2020 was the year the NHS was supposed to be paper-free. In 2013, then health secretary Jeremy Hunt promised a fully digital health service by 2018, at a cost of £1.8 billion for the shift away from paper. However, in October 2018, 94% of NHS Trusts were still using handwritten notes for paper records and then in January 2019, the paperless NHS was pushed back to the end of the next decade.
A Public Accounts Committee (PAC) report made reference to ‘a paperless society’ and digital transformation in the NHS stating that “they were far from convinced that the department and NHS bodies have learned the lessons from previous IT programmes and would risk repeating the mistakes that led to those programmes failing to deliver and taxpayers’ money being wasted,”

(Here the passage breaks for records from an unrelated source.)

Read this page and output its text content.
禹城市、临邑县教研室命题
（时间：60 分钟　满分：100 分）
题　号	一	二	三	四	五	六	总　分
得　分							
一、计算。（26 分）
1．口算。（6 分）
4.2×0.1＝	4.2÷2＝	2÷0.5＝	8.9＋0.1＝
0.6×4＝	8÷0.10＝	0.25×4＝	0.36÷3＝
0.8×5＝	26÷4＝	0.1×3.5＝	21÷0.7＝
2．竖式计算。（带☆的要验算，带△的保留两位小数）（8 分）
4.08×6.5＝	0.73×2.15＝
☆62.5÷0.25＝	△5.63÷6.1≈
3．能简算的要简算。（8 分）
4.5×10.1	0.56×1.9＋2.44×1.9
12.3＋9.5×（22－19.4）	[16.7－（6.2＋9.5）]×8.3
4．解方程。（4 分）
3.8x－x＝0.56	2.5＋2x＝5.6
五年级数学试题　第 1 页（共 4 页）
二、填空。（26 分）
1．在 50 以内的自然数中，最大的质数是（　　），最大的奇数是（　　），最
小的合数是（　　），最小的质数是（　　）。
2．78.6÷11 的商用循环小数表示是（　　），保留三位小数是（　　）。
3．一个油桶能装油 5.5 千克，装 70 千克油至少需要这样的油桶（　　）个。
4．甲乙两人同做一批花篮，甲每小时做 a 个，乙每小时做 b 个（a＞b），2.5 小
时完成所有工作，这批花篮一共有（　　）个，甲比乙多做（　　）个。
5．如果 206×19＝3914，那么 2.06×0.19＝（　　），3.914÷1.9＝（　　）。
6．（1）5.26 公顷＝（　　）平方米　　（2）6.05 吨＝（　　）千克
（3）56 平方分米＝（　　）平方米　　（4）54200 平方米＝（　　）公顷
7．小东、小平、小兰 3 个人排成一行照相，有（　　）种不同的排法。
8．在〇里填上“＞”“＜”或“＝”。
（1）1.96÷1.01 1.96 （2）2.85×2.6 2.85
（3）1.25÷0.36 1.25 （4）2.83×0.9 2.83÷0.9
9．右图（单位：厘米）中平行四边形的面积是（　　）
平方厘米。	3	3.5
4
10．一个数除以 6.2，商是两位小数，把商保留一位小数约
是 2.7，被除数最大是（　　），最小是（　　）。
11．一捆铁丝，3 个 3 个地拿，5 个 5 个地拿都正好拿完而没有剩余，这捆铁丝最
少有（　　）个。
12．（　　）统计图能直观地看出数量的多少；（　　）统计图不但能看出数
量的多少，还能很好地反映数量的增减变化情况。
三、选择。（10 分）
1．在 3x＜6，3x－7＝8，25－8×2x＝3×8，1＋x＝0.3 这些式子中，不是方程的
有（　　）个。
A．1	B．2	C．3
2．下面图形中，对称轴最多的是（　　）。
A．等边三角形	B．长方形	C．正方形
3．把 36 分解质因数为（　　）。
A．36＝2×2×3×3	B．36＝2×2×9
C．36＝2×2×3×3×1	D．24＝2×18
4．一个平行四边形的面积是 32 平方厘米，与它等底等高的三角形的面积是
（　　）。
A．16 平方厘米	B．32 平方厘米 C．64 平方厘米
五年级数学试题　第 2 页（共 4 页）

The NHS has a chequered track record of IT transformation programmes, and notably missing its main target for a ‘paperless’ NHS by 2018, for which has now been watered down into a new target to reach a ’core level’ of digitisation by 2024.
So what now?
Prior to the pandemic in February 2020 there were already 4.43 million people on a waiting list for care. At the beginning of the pandemic, the number of people joining the waiting list initially dropped, but this has since been rising. The latest figures for November 2021 show a record of almost 6 million people waiting for treatment.
With the current strain on the NHS, working smarter and more efficiently has never been so important, making better use of the latest digital technology can only help improve quality, efficiency, and patient experience. Used well, new technologies can also help to bring about better integration of care, and improve the health of the wider population.
At Eleanor we continue to promote hospitals and clinical teams to embrace digital innovation, knowing that new systems and services will remove manual interventions, the use of paper, streamline operating processes and through good data, help trust teams to make the best decisions for their clinical staff and patients.